The delay was due to the “confusion” and “misinformation” surrounding the new policy, according to the company. It said the new policy update only includes new options for people to manage their business on WhatsApp and “does not expand our ability to share data with Facebook.”
The date of the new policy rollout will be pushed back until May 15, according to the blog post. WhatsApp also said no one’s account will be suspended or deleted on February 8, when the policy was originally scheduled to go into effect.
The announcement comes two weeks after WhatsApp announced the new change, drawing criticism from the messaging app’s users who were concerned about their data privacy. After the new policy was announced, many users began flocking to alternative messaging platforms, such as the encrypted chat app Signal. Tesla CEO Elon Musk even tweeted to “use signal.”

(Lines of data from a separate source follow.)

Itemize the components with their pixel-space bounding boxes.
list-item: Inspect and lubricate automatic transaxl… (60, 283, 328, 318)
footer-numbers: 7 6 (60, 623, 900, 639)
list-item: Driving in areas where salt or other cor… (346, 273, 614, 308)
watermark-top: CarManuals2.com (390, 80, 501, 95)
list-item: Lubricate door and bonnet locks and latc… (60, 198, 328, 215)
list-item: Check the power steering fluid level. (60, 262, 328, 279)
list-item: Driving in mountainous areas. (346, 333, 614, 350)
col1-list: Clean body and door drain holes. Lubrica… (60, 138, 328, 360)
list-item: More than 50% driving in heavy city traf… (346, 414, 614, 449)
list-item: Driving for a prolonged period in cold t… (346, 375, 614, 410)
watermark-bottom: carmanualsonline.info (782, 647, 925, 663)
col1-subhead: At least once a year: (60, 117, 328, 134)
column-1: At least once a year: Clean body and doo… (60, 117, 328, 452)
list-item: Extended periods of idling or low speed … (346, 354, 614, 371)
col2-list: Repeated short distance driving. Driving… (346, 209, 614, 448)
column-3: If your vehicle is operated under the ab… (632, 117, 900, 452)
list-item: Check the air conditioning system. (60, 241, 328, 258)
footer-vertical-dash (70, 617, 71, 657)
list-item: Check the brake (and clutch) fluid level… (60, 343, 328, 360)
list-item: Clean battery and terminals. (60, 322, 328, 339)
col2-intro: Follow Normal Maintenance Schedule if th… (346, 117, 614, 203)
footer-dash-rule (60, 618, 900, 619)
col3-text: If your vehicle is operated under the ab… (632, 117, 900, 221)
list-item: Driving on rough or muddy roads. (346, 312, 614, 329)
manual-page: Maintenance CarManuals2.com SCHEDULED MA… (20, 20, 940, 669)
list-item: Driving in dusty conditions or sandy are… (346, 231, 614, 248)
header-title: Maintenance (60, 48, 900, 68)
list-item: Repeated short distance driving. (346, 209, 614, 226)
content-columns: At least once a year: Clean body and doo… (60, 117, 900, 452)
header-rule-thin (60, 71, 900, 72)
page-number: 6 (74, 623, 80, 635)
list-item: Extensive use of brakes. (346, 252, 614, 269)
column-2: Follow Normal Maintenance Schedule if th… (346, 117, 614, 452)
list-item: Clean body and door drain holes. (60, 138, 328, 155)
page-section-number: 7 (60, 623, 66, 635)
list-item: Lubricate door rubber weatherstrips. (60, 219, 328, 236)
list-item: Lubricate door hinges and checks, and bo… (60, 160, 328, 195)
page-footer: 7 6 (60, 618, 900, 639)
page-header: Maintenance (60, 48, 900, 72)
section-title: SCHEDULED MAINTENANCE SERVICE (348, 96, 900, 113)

WhatsApp on Monday attempted to address the uproar over privacy concerns with a post on its website, explaining that the update was designed to aid businesses on its platform, as it reiterated in Friday’s post.
“We want to be clear that the policy update does not affect the privacy of your messages with friends or family in any way. Instead, this update includes changes related to messaging a business on WhatsApp, which is optional, and provides further transparency about how we collect and use data,” WhatsApp said.
Signal saw 7.5 million downloads last week, a 4,200% spike since the previous week. On Wednesday, Signal was at the top of both Google and Apple’s app stores. Large swaths of users migrated to Telegram as well — the platform gained 9 million new users last week, up 91% from the previous week, and is also at the top of Google and Apple’s app stores.